Per quanto specificamente riguarda le misure tributarie, la Corte di Giustizia in diverse occasioni ha avuto modo di stabilire che ogni provvedimento mediante il quale le pubbliche autorità accordino a determinate imprese un’esenzione fiscale la quale, pur non implicando un trasferimento di risorse da parte dello Stato, collochi i beneficiari in una situazione finanziaria più favorevole di quella degli altri soggetti passivi, costituisce aiuto statale vietato dal Trattato” (caso Banco Exterior Espana causa C-387/92, caso Piaggio Causa C-295/97 del 17 giugno 1999, caso Francia c. Commissione causa C-241/94 del 26 settembre 1996, caso Italia c. commissione causa C-6/97 del 19 maggio 1999).
Nel caso di specie la Cge rileva che la legge tributaria regionale che accorda a talune imprese il non assoggettamento all’imposta costituisce «una rinuncia della Regione al gettito fiscale che essa avrebbe potuto di regola riscuotere», il che vale ad integrare il requisito dell’origine pubblica dell’aiuto.
Oltre a ciò la normativa sarda è redatta in maniera tale che risultano assoggettati all’imposta sullo scalo degli aeromobili privati e delle unità da diporto i non residenti, e non invece i residenti.
Di conseguenza, poiché le imprese residenti non sono assoggettate all’imposta regionale controversa, le stesse beneficiano di un vantaggio in termini di costi rispetto ai loro concorrenti stabiliti al di fuori della Sardegna.
Secondo i giudici comunitari, inoltre, «è pacifico» che l’imposta riguarda gli scambi tra gli Stati membri , motivo per cui il vantaggio economico attribuito agli operatori stabiliti in Sardegna» «può falsare la concorrenza»
Infine il tributo istituito dalla Regione Sardegna presenta il carattere della selettività, ovvero della limitazione degli effetti del beneficio a «talune imprese o talune produzioni».
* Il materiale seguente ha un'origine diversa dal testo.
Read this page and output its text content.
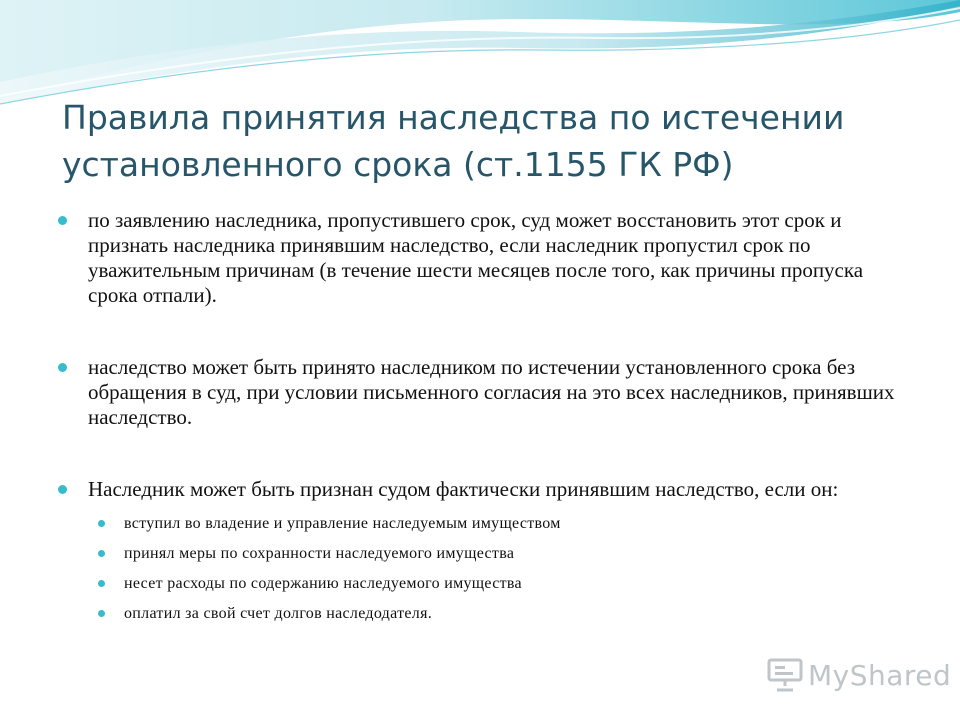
Правила принятия наследства по истечении установленного срока (ст.1155 ГК РФ)
по заявлению наследника, пропустившего срок, суд может восстановить этот срок и признать наследника принявшим наследство, если наследник пропустил срок по уважительным причинам (в течение шести месяцев после того, как причины пропуска срока отпали).
наследство может быть принято наследником по истечении установленного срока без обращения в суд, при условии письменного согласия на это всех наследников, принявших наследство.
Наследник может быть признан судом фактически принявшим наследство, если он:
вступил во владение и управление наследуемым имуществом
принял меры по сохранности наследуемого имущества
несет расходы по содержанию наследуемого имущества
оплатил за свой счет долгов наследодателя.
MyShared
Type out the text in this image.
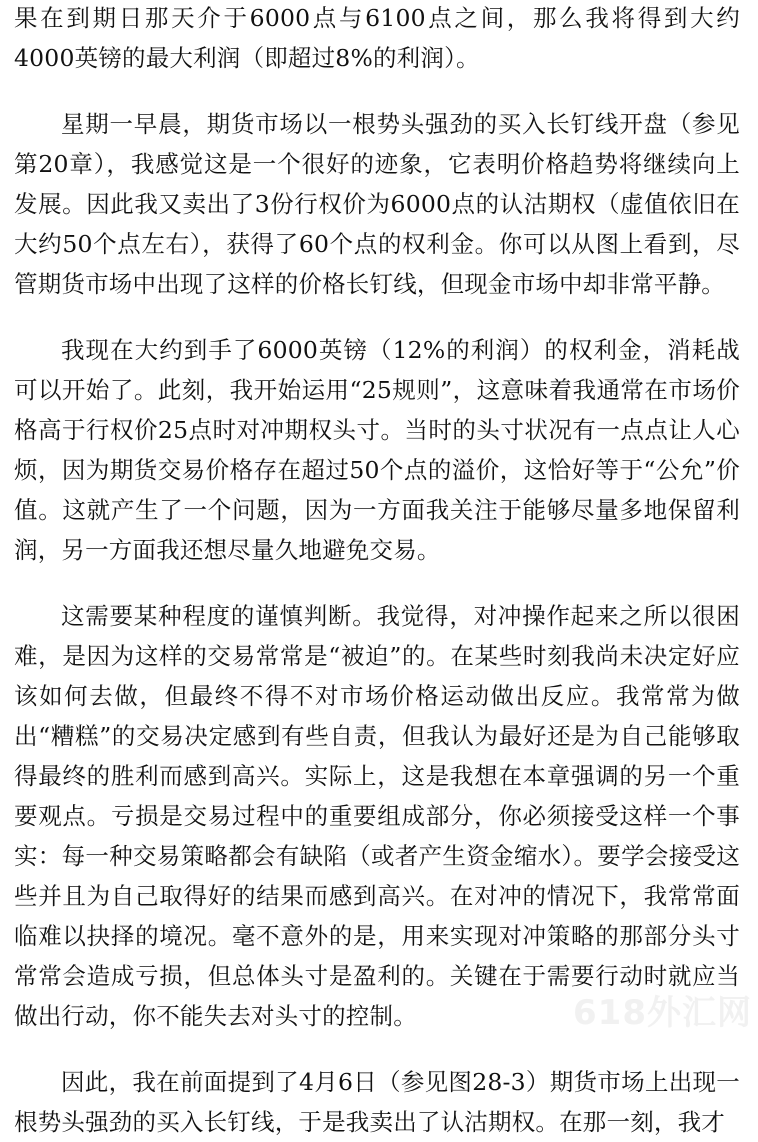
果在到期日那天介于6000点与6100点之间，那么我将得到大约4000英镑的最大利润（即超过8%的利润）。

星期一早晨，期货市场以一根势头强劲的买入长钉线开盘（参见第20章），我感觉这是一个很好的迹象，它表明价格趋势将继续向上发展。因此我又卖出了3份行权价为6000点的认沽期权（虚值依旧在大约50个点左右），获得了60个点的权利金。你可以从图上看到，尽管期货市场中出现了这样的价格长钉线，但现金市场中却非常平静。

我现在大约到手了6000英镑（12%的利润）的权利金，消耗战可以开始了。此刻，我开始运用“25规则”，这意味着我通常在市场价格高于行权价25点时对冲期权头寸。当时的头寸状况有一点点让人心烦，因为期货交易价格存在超过50个点的溢价，这恰好等于“公允”价值。这就产生了一个问题，因为一方面我关注于能够尽量多地保留利润，另一方面我还想尽量久地避免交易。

这需要某种程度的谨慎判断。我觉得，对冲操作起来之所以很困难，是因为这样的交易常常是“被迫”的。在某些时刻我尚未决定好应该如何去做，但最终不得不对市场价格运动做出反应。我常常为做出“糟糕”的交易决定感到有些自责，但我认为最好还是为自己能够取得最终的胜利而感到高兴。实际上，这是我想在本章强调的另一个重要观点。亏损是交易过程中的重要组成部分，你必须接受这样一个事实：每一种交易策略都会有缺陷（或者产生资金缩水）。要学会接受这些并且为自己取得好的结果而感到高兴。在对冲的情况下，我常常面临难以抉择的境况。毫不意外的是，用来实现对冲策略的那部分头寸常常会造成亏损，但总体头寸是盈利的。关键在于需要行动时就应当做出行动，你不能失去对头寸的控制。

因此，我在前面提到了4月6日（参见图28-3）期货市场上出现一根势头强劲的买入长钉线，于是我卖出了认沽期权。在那一刻，我才

618外汇网
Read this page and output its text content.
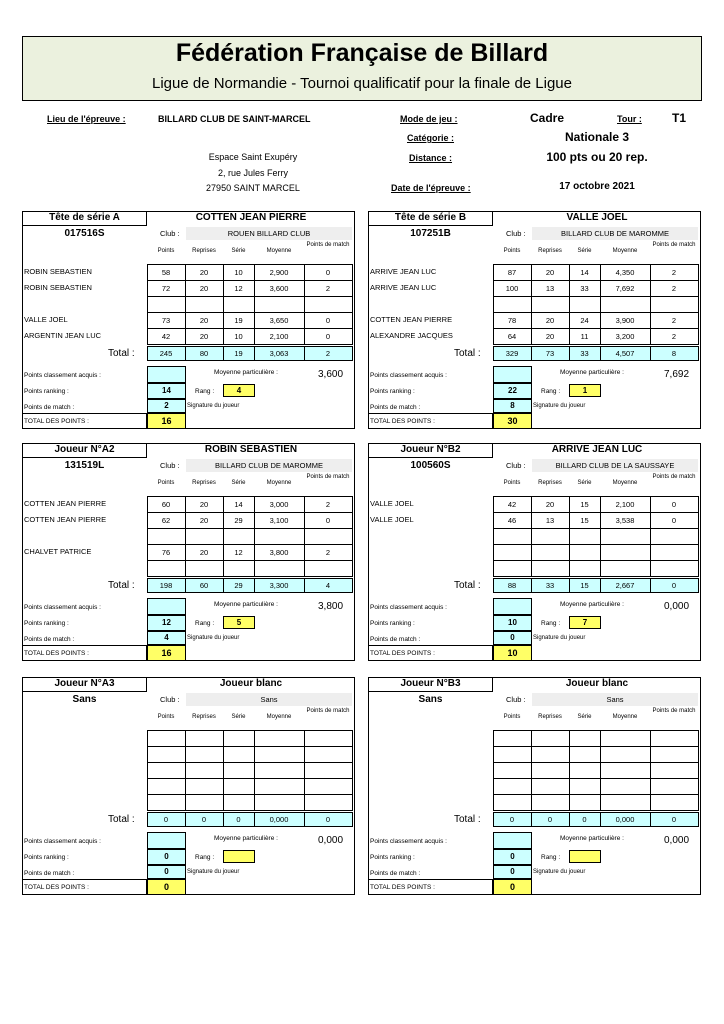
Fédération Française de Billard
Ligue de Normandie - Tournoi qualificatif pour la finale de Ligue
Lieu de l'épreuve :	BILLARD CLUB DE SAINT-MARCEL
Espace Saint Exupéry
2, rue Jules Ferry
27950 SAINT MARCEL
Mode de jeu :	Cadre	Tour :	T1
Catégorie :	Nationale 3
Distance :	100 pts ou 20 rep.
Date de l'épreuve :	17 octobre 2021
Tête de série A	COTTEN JEAN PIERRE
017516S	Club :	ROUEN BILLARD CLUB
Points	Reprises	Série	Moyenne
Points de match
ROBIN SEBASTIEN	58	20	10	2,900	0
ROBIN SEBASTIEN	72	20	12	3,600	2
VALLE JOEL	73	20	19	3,650	0
ARGENTIN JEAN LUC	42	20	10	2,100	0
Total :	245	80	19	3,063	2
Points classement acquis :	Moyenne particulière :	3,600
Points ranking :	14	Rang :	4
Points de match :	2	Signature du joueur
TOTAL DES POINTS :	16
Tête de série B	VALLE JOEL
107251B	Club :	BILLARD CLUB DE MAROMME
Points	Reprises	Série	Moyenne
Points de match
ARRIVE JEAN LUC	87	20	14	4,350	2
ARRIVE JEAN LUC	100	13	33	7,692	2
COTTEN JEAN PIERRE	78	20	24	3,900	2
ALEXANDRE JACQUES	64	20	11	3,200	2
Total :	329	73	33	4,507	8
Points classement acquis :	Moyenne particulière :	7,692
Points ranking :	22	Rang :	1
Points de match :	8	Signature du joueur
TOTAL DES POINTS :	30
Joueur N°A2	ROBIN SEBASTIEN
131519L	Club :	BILLARD CLUB DE MAROMME
Points	Reprises	Série	Moyenne
Points de match
COTTEN JEAN PIERRE	60	20	14	3,000	2
COTTEN JEAN PIERRE	62	20	29	3,100	0
CHALVET PATRICE	76	20	12	3,800	2
Total :	198	60	29	3,300	4
Points classement acquis :	Moyenne particulière :	3,800
Points ranking :	12	Rang :	5
Points de match :	4	Signature du joueur
TOTAL DES POINTS :	16
Joueur N°B2	ARRIVE JEAN LUC
100560S	Club :	BILLARD CLUB DE LA SAUSSAYE
Points	Reprises	Série	Moyenne
Points de match
VALLE JOEL	42	20	15	2,100	0
VALLE JOEL	46	13	15	3,538	0
Total :	88	33	15	2,667	0
Points classement acquis :	Moyenne particulière :	0,000
Points ranking :	10	Rang :	7
Points de match :	0	Signature du joueur
TOTAL DES POINTS :	10
Joueur N°A3	Joueur blanc
Sans	Club :	Sans
Points	Reprises	Série	Moyenne
Points de match
Total :	0	0	0	0,000	0
Points classement acquis :	Moyenne particulière :	0,000
Points ranking :	0	Rang :
Points de match :	0	Signature du joueur
TOTAL DES POINTS :	0
Joueur N°B3	Joueur blanc
Sans	Club :	Sans
Points	Reprises	Série	Moyenne
Points de match
Total :	0	0	0	0,000	0
Points classement acquis :	Moyenne particulière :	0,000
Points ranking :	0	Rang :
Points de match :	0	Signature du joueur
TOTAL DES POINTS :	0
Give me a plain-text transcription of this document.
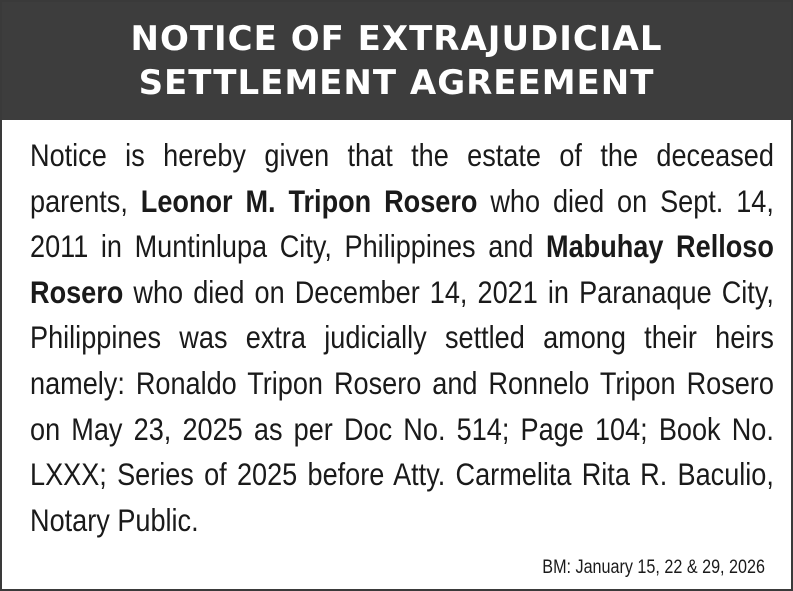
NOTICE OF EXTRAJUDICIAL
SETTLEMENT AGREEMENT
Notice is hereby given that the estate of the deceased parents, Leonor M. Tripon Rosero who died on Sept. 14, 2011 in Muntinlupa City, Philippines and Mabuhay Relloso Rosero who died on December 14, 2021 in Paranaque City, Philippines was extra judicially settled among their heirs namely: Ronaldo Tripon Rosero and Ronnelo Tripon Rosero on May 23, 2025 as per Doc No. 514; Page 104; Book No. LXXX; Series of 2025 before Atty. Carmelita Rita R. Baculio, Notary Public.
BM: January 15, 22 & 29, 2026
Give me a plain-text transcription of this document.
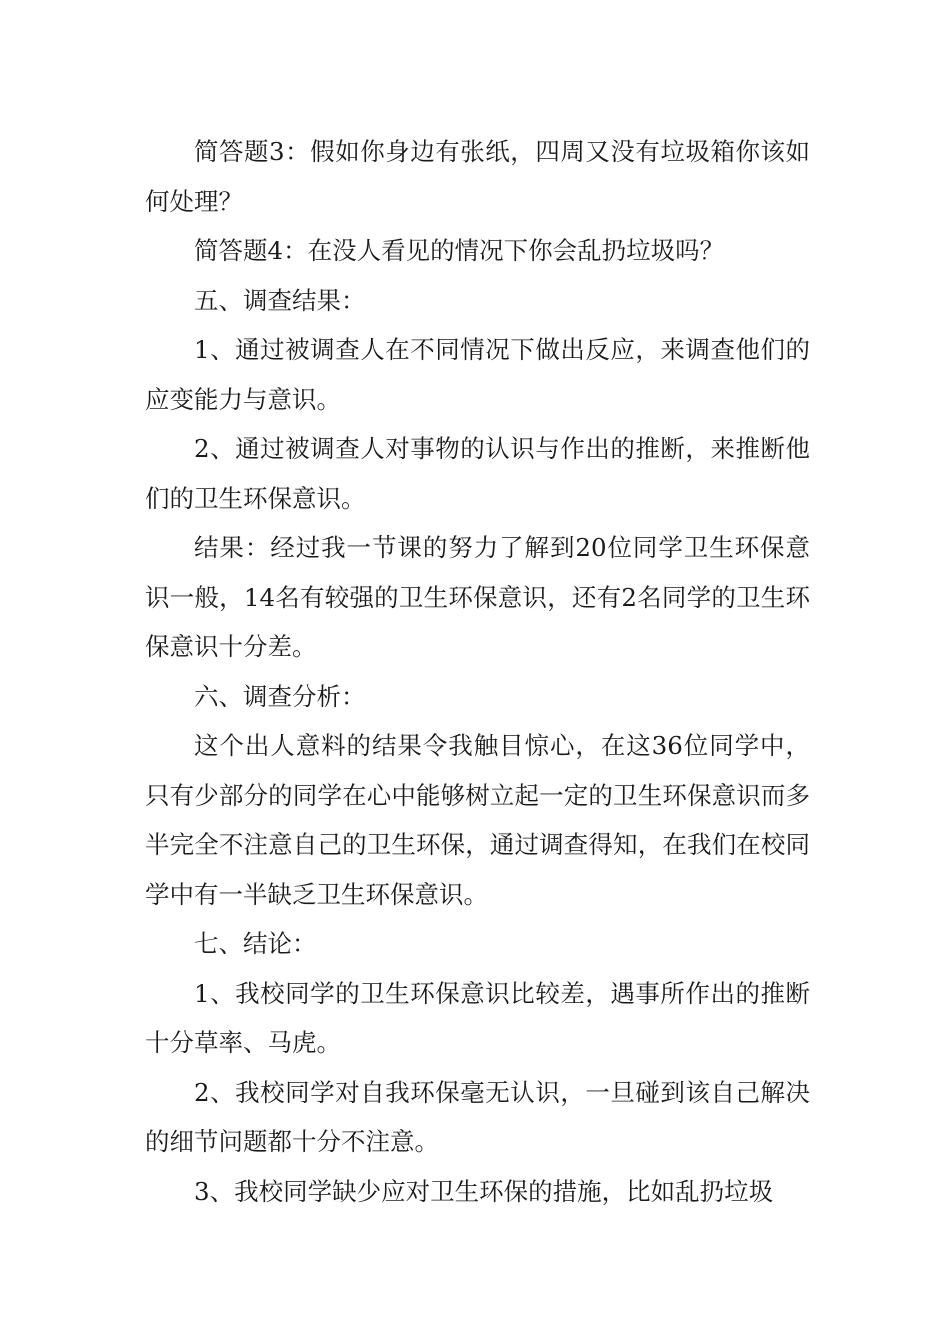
简答题3：假如你身边有张纸，四周又没有垃圾箱你该如何处理？

简答题4：在没人看见的情况下你会乱扔垃圾吗？

五、调查结果：

1、通过被调查人在不同情况下做出反应，来调查他们的应变能力与意识。

2、通过被调查人对事物的认识与作出的推断，来推断他们的卫生环保意识。

结果：经过我一节课的努力了解到20位同学卫生环保意识一般，14名有较强的卫生环保意识，还有2名同学的卫生环保意识十分差。

六、调查分析：

这个出人意料的结果令我触目惊心，在这36位同学中，只有少部分的同学在心中能够树立起一定的卫生环保意识而多半完全不注意自己的卫生环保，通过调查得知，在我们在校同学中有一半缺乏卫生环保意识。

七、结论：

1、我校同学的卫生环保意识比较差，遇事所作出的推断十分草率、马虎。

2、我校同学对自我环保毫无认识，一旦碰到该自己解决的细节问题都十分不注意。

3、我校同学缺少应对卫生环保的措施，比如乱扔垃圾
Considerato infatti che i soggetti esercenti aeromobili privati e unità da diporto residenti e non residenti si trovano nella medesima situazione; dal momento che gli aeromobili privati e le unità da diporto che fanno scalo in Sardegna danneggiano l’ambiente del tutto a prescindere dalla loro provenienza e dal domicilio fiscale dei loro esercenti, i giudici comunitari constatano che, tenuto conto della natura e della finalità di detta imposta, tutte le persone fisiche e giuridiche che fruiscono dei servizi di scalo in Sardegna si trovano in una situazione oggettivamente paragonabile, indipendentemente dal luogo in cui risiedono o sono stabilite. Sicché il prelievo istituito dalla regione Sardegna deve essere considerato una misura di aiuto di Stato a favore delle imprese stabilite nel territorio regionale.